- President Donald Trump’s bid to kill wind power is straining the clean energy industry — and imperiling GOP lawmakers whose communities have seen wind as an economic boon.
- Few of those lawmakers are more endangered than Iowa’s Mariannette Miller-Meeks.
- Hailing from a state that gets nearly two-thirds of its electricity from wind turbines while paying some of the lowest power bills in the nation, Miller-Meeks… cast a crucial vote for Trump’s One Big Beautiful Bill, which wiped out billions of dollars in wind’s economic incentives — throwing Iowa’s 50-plus wind-related companies into uncertainty.
- That vote is giving Democrats new hope of capturing Miller-Meek’s district in Iowa’s southeast corner, where she won reelection last year by only 798 votes.
- Republicans are scrambling to preserve their narrow House majority in next year’s midterms, with national polls showing most voters unhappy with the GOP’s sweeping budget bill.
- But the following morning, [Miller-Meeks] stood side by side at the Ames National Laboratory with Trump Energy Secretary Chris Wright, who used the occasion to argue that heavy federal government spending on renewable energy is “nonsensical.”
- The contradiction won’t fly with Iowa voters, said Matt Mohrfeld, the Democratic mayor of Fort Madison, which is home to a Siemens Gamesa wind turbine plant that employs about 300 people.
- “It does break my heart to speak out against Marianne Miller-Meeks because she’s a friend, but on this one she was wrong and it’s going to be a crucial mistake,” Mohrfeld said. “I don’t know how anybody in good faith could vote against alternative energy if they’re elected by the people in Iowa. She will not be reelected.”
- Few states have embraced wind power the way Iowa has.
- The Republican stronghold gets more of its electricity from wind than any other state. More than 50 companies are part of its wind industry, which has drawn $22 billion in total investments in the past three decades. Despite Trump’s and Wright’s claims that wind power makes electricity more expensive and unreliable, Iowa’s power costs are among the lowest in the nation and its grid is among the most stable.
- Democrats say Trump’s policies are stoking inflation and will worsen already-rising power prices by stifling development of inexpensive and easy-to-deploy solar and wind, the country’s fastest-growing sources of electricity.
- In Miller-Meeks’ district alone, three large manufacturing plants — including Siemens Gamesa — produce blades for wind turbines.
- The federal cutbacks and potential job losses are coming as spiking power prices around the country offer an opening for Democrats to make an economy-focused pitch for taking back the House.

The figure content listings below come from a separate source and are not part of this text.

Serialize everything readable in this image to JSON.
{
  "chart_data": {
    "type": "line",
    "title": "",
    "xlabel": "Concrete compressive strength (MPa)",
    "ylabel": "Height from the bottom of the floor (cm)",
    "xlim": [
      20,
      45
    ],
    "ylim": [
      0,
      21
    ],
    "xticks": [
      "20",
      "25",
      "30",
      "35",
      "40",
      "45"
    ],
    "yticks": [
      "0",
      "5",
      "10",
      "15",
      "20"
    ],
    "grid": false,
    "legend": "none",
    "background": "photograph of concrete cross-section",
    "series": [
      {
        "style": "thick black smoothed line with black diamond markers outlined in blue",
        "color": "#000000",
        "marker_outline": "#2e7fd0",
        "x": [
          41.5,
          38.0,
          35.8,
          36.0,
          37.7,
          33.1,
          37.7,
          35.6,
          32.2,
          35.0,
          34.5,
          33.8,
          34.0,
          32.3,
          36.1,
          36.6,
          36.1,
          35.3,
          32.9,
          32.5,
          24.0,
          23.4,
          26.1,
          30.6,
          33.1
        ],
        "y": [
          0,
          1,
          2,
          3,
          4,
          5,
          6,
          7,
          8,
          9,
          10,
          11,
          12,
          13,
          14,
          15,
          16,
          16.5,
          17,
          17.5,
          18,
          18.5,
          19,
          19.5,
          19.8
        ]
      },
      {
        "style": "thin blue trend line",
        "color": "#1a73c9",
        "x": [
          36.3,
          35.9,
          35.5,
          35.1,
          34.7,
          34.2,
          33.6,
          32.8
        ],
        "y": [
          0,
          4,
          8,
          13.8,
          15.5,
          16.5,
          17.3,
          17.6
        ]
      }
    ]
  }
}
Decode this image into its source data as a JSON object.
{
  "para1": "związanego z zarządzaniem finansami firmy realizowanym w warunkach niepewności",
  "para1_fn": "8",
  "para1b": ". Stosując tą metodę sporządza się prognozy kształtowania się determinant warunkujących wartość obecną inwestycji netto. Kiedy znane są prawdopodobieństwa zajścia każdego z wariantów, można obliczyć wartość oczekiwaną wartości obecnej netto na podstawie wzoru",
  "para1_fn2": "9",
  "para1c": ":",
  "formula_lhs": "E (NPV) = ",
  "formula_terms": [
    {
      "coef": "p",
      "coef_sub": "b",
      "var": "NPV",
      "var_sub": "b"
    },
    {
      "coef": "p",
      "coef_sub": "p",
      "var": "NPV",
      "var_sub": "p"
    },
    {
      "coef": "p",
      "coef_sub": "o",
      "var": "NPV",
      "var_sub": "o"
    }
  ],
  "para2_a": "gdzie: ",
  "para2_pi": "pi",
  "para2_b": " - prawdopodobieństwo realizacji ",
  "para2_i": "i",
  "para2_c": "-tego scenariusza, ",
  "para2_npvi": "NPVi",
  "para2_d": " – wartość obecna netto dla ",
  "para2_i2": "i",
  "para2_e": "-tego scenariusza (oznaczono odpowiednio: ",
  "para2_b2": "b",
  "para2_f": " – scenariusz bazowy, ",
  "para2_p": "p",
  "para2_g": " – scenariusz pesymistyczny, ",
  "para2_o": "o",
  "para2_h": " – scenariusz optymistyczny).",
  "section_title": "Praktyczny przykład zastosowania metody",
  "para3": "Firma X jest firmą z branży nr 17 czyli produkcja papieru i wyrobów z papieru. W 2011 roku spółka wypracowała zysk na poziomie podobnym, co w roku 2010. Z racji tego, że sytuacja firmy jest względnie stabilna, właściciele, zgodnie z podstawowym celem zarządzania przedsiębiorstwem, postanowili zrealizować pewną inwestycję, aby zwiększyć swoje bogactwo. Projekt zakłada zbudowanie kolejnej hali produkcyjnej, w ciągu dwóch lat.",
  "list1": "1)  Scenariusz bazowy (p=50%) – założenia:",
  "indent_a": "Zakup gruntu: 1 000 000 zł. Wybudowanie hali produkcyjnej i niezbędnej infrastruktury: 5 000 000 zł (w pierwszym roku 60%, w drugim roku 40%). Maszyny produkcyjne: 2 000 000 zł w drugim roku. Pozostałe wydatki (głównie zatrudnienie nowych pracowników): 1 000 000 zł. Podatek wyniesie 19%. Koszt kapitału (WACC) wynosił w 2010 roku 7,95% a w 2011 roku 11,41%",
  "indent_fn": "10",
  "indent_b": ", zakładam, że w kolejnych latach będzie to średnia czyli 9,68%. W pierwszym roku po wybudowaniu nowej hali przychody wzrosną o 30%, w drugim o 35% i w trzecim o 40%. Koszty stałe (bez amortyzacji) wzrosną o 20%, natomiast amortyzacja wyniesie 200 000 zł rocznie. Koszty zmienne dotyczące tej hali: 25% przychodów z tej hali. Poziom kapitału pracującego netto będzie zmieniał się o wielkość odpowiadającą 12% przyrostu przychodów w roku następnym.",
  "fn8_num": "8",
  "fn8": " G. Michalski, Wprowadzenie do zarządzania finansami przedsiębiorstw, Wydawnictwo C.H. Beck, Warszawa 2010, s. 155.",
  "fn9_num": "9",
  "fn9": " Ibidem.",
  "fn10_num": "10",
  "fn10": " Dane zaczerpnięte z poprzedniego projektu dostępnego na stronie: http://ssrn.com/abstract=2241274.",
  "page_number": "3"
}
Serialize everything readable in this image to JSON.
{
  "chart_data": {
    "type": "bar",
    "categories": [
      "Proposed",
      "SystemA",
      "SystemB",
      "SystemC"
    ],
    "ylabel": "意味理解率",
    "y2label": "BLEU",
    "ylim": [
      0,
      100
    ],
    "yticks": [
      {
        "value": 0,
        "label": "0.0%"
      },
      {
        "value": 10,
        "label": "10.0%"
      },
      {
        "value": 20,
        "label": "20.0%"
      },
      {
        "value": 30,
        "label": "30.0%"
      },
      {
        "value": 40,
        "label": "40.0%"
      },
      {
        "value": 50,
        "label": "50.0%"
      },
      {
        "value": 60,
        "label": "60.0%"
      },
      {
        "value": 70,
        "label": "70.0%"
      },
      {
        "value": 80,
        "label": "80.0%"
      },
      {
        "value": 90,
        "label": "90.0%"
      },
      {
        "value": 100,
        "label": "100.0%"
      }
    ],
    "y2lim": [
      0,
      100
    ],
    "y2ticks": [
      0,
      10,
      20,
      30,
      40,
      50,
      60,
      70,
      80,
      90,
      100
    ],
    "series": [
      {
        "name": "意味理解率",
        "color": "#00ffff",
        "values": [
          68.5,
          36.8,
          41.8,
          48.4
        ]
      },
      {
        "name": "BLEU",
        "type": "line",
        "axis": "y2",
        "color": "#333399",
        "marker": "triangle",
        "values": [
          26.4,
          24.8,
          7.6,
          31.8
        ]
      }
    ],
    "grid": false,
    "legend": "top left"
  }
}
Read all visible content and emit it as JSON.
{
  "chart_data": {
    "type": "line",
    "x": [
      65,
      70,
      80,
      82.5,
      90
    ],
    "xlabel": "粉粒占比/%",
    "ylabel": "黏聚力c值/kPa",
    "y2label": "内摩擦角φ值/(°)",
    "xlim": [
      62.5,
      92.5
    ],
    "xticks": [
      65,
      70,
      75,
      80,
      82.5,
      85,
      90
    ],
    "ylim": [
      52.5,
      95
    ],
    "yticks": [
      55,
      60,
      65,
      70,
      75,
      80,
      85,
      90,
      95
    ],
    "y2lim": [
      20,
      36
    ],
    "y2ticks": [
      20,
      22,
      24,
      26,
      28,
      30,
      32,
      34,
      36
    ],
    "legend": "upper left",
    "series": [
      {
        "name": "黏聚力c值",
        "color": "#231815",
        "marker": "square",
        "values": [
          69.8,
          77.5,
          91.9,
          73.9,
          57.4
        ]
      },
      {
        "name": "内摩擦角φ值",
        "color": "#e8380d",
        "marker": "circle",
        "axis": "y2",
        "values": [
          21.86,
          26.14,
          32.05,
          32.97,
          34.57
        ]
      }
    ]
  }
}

- Wright conceded in the interview with POLITICO that rising electricity rates are a political problem that Republicans are “going to get blamed” for…
- Still, Richie Schmidt, president of Laborers Local 177 in Des Moines, said he expects a slowdown in energy-related construction work among his 5,000 union members in Iowa.
- “When we’re forecasting manpower, we see a big push right now to whatever wind projects and solar projects were on the books, to get those things under construction,” Schmidt said. “But unfortunately, when this rush is done, we have a feeling it’s going to be really over.”